3 July 2015  •  Author(s): Payal Roychoudhury, PhD, formerly AstraZeneca

PAT Series: Applicability of process analytical tools to bioprocessing trends

The past decade has been a period of unparalleled change and development in the fermentation industry. As the nature of this industry evolves, and in particular, with the increasing prominence of the new biopharmaceuticals (therapeutic proteins, diagnostic enzymes and monoclonal antibodies) the need for effective bioprocess monitoring grows in importance1. In order to deliver the ‘revolution in clinical medicine’ promised by this new range of therapeutic agents, there is a pressing need to develop effective bioprocess monitoring techniques and technologies which can deliver robust, reproducible, stable manufacturing processes, as well as high quality data, not just on product levels but also relating to product authenticity and purity. So what is wrong with the current manufacturing practice in the biomanufacturing industry? Today, most fermentation processes suffer from poorly understood process interactions, empirical risk assessment and process locked in by validation; therefore, the existing procedural approach has helped foster ‘a climate of fear’ of innovation itself.

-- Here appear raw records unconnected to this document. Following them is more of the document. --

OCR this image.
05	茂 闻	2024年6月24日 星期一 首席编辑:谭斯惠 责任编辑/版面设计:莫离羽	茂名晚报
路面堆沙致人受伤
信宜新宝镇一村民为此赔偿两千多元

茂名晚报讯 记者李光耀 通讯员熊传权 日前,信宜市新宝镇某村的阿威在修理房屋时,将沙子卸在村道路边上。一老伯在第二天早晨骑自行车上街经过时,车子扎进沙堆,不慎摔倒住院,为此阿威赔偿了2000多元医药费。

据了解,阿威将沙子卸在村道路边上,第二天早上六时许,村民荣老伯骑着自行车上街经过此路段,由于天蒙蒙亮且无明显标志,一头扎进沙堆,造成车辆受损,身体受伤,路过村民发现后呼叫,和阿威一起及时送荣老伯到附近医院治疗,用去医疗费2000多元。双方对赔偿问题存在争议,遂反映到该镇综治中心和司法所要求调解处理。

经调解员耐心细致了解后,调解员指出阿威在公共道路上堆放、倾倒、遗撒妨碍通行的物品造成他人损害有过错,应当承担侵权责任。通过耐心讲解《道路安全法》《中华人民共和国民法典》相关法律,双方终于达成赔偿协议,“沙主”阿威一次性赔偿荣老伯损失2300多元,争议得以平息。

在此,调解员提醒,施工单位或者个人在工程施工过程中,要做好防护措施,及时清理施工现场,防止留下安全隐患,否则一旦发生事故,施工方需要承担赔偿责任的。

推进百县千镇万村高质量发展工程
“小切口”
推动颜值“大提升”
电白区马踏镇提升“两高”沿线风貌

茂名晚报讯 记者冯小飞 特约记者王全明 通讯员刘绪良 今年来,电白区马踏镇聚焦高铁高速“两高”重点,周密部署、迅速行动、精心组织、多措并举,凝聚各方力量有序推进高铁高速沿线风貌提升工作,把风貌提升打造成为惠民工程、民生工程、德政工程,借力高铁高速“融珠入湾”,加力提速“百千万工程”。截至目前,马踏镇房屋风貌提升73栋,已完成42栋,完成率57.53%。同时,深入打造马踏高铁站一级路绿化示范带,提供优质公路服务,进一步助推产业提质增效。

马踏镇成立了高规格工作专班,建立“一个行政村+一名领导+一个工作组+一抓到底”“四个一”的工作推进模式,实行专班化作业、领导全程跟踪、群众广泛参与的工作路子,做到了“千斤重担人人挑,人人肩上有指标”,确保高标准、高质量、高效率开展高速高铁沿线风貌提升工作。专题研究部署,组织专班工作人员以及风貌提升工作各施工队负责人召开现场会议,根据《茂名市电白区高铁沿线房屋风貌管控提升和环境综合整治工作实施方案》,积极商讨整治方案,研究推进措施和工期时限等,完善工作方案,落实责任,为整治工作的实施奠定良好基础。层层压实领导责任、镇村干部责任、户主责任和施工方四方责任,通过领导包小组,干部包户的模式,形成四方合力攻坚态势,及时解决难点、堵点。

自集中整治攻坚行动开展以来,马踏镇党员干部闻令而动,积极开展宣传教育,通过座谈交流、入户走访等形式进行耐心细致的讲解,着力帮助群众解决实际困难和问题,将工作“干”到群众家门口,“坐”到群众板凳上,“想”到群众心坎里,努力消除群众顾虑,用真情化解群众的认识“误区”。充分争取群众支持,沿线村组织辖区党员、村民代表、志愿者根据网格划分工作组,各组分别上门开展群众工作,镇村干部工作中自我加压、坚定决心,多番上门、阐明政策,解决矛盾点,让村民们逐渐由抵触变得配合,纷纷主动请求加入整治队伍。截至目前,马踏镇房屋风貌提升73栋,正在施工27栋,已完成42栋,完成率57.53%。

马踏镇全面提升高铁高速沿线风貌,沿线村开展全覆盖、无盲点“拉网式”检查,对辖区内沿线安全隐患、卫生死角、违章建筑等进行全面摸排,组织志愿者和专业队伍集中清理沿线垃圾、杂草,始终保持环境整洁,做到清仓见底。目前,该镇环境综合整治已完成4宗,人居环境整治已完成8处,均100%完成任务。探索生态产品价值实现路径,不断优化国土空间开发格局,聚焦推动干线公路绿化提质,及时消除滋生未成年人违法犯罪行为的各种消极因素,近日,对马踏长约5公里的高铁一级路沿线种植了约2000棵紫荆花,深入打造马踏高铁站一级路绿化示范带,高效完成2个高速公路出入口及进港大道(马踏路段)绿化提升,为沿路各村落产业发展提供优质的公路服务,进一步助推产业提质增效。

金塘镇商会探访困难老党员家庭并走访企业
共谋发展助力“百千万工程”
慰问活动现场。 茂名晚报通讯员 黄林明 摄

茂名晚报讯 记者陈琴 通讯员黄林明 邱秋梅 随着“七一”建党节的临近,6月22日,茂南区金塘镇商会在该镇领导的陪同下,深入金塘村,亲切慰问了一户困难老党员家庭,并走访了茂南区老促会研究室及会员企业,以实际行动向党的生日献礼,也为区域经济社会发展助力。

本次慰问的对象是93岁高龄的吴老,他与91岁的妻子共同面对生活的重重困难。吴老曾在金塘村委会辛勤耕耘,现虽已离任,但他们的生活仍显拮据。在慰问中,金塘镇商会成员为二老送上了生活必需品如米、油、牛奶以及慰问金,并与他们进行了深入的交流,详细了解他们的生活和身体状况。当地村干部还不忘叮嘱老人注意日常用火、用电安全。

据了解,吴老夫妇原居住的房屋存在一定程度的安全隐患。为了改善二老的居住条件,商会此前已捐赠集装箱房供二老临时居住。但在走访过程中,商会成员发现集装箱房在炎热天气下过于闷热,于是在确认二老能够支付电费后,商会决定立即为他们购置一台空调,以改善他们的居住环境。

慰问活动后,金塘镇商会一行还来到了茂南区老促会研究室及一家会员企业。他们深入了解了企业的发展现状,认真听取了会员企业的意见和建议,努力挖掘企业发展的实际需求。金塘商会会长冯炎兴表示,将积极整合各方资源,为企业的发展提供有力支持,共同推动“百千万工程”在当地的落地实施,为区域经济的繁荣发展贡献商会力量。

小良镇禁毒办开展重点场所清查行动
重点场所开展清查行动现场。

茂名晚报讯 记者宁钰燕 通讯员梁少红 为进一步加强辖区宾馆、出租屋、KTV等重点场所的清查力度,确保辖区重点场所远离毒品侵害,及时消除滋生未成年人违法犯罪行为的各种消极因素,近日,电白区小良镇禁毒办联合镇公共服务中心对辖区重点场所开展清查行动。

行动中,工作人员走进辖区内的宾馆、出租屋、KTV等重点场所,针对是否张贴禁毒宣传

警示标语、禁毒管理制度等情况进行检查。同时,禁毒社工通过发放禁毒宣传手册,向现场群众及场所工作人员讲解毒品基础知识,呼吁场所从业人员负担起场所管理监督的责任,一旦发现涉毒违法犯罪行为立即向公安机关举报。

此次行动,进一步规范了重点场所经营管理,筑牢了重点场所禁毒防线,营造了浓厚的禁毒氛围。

In its process analytical technology (PAT) initiative, the US Food Drug Administration (FDA) has outlined a system for designing, analysing and controlling manufacturing through timely measurements of critical quality and performance attributes of raw and in-process materials, with the goal of ensuring final product quality2. This has led many pharma companies to re-evaluate their requirements for bioprocess analysis.

The PAT initiative encourages the development of improved process monitoring technology in the manufacturing environment. Therefore, the characteristics of the ‘ideal’ bioprocess monitoring technology are usually accepted as including the following: rapid, nondestructive, generating multi-analyte data, operable in (near) real time, capable of automation, robust, sensitive, and provision of data that is amenable to integration with information from other sensor types.